16. Steganography Detection in Digital Images:
We may use SVM to determine if a picture is pure or contaminated. SVMs may also recognise and hide encryption schemes in pictures.The higher the resolution of the image, the more difficult it is to discover trends and unlock the code. As a consequence, SVMs are useful for assessing and acquiring subtle changes and alterations in photographs.
17. Cancer Diagnosis and Prognosis:
Cancer diagnosis is currently one of the most important scientific disciplines of the planet. The investigations are carried out employing a variety of machine learning methodologies. To discover cancer, Google uses image categorization tools.
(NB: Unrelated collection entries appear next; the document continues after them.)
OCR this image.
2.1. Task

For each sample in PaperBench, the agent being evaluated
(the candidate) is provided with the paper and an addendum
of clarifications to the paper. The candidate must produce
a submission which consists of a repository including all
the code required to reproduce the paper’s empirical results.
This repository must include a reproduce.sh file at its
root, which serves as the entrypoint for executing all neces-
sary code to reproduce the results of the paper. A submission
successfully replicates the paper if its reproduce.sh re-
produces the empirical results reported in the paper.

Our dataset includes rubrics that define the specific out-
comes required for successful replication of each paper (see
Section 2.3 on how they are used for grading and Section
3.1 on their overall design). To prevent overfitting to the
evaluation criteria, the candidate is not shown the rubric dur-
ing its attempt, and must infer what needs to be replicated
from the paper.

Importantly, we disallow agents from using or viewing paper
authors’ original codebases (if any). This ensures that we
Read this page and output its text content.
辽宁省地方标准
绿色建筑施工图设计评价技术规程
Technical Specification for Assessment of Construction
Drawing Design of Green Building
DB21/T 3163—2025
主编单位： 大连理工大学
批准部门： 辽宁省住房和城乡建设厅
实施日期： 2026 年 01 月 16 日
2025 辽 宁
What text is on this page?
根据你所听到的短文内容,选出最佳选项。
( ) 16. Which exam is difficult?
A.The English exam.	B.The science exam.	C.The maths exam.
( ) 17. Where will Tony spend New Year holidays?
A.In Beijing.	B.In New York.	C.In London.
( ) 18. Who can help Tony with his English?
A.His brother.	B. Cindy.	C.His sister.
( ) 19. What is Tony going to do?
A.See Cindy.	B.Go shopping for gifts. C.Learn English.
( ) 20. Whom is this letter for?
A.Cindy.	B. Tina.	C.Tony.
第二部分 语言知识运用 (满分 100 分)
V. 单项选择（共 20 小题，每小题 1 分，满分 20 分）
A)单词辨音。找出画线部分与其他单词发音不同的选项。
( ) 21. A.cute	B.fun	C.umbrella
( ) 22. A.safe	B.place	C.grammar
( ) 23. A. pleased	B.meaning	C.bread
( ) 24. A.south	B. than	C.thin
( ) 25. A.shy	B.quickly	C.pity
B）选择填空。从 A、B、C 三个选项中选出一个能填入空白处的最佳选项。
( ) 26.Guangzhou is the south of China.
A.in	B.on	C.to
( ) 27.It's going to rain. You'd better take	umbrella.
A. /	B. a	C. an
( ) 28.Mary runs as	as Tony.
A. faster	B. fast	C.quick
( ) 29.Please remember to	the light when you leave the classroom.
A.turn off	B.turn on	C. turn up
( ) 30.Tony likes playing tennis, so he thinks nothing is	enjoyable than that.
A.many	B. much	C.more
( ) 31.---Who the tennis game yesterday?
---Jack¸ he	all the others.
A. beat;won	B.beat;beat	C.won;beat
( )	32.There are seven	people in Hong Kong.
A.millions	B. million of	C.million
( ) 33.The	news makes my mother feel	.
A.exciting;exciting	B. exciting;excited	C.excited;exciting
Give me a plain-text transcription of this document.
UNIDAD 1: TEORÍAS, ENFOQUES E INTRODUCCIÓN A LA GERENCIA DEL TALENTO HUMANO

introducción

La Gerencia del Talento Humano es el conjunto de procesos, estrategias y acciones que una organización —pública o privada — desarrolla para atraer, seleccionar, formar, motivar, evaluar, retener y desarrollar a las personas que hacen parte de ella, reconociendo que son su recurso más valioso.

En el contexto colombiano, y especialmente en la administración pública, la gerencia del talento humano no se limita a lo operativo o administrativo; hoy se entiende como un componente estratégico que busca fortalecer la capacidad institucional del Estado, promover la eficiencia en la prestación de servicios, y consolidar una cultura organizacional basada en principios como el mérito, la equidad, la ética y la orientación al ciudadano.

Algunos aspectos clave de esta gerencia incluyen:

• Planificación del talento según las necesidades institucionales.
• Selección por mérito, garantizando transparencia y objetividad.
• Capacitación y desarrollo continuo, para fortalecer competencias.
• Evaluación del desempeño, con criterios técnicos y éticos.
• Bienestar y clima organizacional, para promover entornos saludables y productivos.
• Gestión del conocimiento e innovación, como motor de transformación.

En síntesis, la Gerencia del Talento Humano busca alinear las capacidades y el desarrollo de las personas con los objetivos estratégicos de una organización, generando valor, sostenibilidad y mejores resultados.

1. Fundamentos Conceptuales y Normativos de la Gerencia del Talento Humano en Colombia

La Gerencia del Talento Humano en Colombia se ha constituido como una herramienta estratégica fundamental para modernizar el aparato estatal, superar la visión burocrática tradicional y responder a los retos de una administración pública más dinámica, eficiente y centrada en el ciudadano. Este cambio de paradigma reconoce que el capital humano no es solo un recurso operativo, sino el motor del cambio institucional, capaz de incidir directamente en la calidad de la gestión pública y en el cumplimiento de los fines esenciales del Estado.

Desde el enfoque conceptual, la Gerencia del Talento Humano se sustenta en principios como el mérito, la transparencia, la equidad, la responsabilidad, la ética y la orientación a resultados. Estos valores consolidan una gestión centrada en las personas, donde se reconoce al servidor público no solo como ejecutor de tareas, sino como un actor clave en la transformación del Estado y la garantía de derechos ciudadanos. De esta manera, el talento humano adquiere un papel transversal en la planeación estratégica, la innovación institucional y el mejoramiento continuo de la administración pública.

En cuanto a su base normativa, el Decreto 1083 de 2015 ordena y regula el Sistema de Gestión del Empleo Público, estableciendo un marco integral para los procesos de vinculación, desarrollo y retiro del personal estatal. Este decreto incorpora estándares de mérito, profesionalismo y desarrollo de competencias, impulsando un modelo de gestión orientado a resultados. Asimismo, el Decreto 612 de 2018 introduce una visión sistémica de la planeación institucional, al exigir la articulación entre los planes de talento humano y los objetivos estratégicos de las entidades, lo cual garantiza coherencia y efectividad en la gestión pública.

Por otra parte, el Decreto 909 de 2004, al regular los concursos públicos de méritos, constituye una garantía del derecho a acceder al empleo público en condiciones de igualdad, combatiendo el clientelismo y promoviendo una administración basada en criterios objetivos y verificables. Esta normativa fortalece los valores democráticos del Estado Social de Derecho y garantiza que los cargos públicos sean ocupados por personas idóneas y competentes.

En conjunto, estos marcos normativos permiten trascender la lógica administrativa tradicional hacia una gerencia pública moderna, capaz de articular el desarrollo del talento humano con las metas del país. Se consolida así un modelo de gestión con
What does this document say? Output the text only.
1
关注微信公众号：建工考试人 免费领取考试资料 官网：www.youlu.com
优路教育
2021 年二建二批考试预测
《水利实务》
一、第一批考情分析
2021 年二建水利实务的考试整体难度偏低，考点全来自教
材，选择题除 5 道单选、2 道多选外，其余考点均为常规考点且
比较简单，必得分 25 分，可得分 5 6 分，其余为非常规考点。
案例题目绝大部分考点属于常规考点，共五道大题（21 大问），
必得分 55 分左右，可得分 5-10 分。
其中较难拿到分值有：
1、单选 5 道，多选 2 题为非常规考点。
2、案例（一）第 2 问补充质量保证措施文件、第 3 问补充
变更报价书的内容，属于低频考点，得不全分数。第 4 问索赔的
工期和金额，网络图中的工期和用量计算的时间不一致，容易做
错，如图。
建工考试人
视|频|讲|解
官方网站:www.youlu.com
There are several examples of this. One of the methods is SVM. By executing many models, SVM aids in diagnosis and prognosis. A large amount of data is evaluated in the form of a picture. Millions of databases are available.
We use SVM to train thousands of models to classify cancer as malignant or benign.
18. Speech Recognition:
Speech recognition is the process of detecting and separating words from speech. Acoustic data is also notoriously loud and complex, particularly when several speakers are engaged. Notwithstanding the noise, SVMs can train effectively.
Summary
Once mastered, SVMs are diverse, competent, and simple to use. As a result, they’re a valuable addition to any developer’s toolkit. The article covered a variety of applications of support vector machine, but the following are the important areas:
- SVMs function well with limited samples and a high number of factors because they are data-driven and independent of a model.
- These work great when there is a margin of class separation.
- These are very effective when the number of features in a dataset is greater than the number of observations.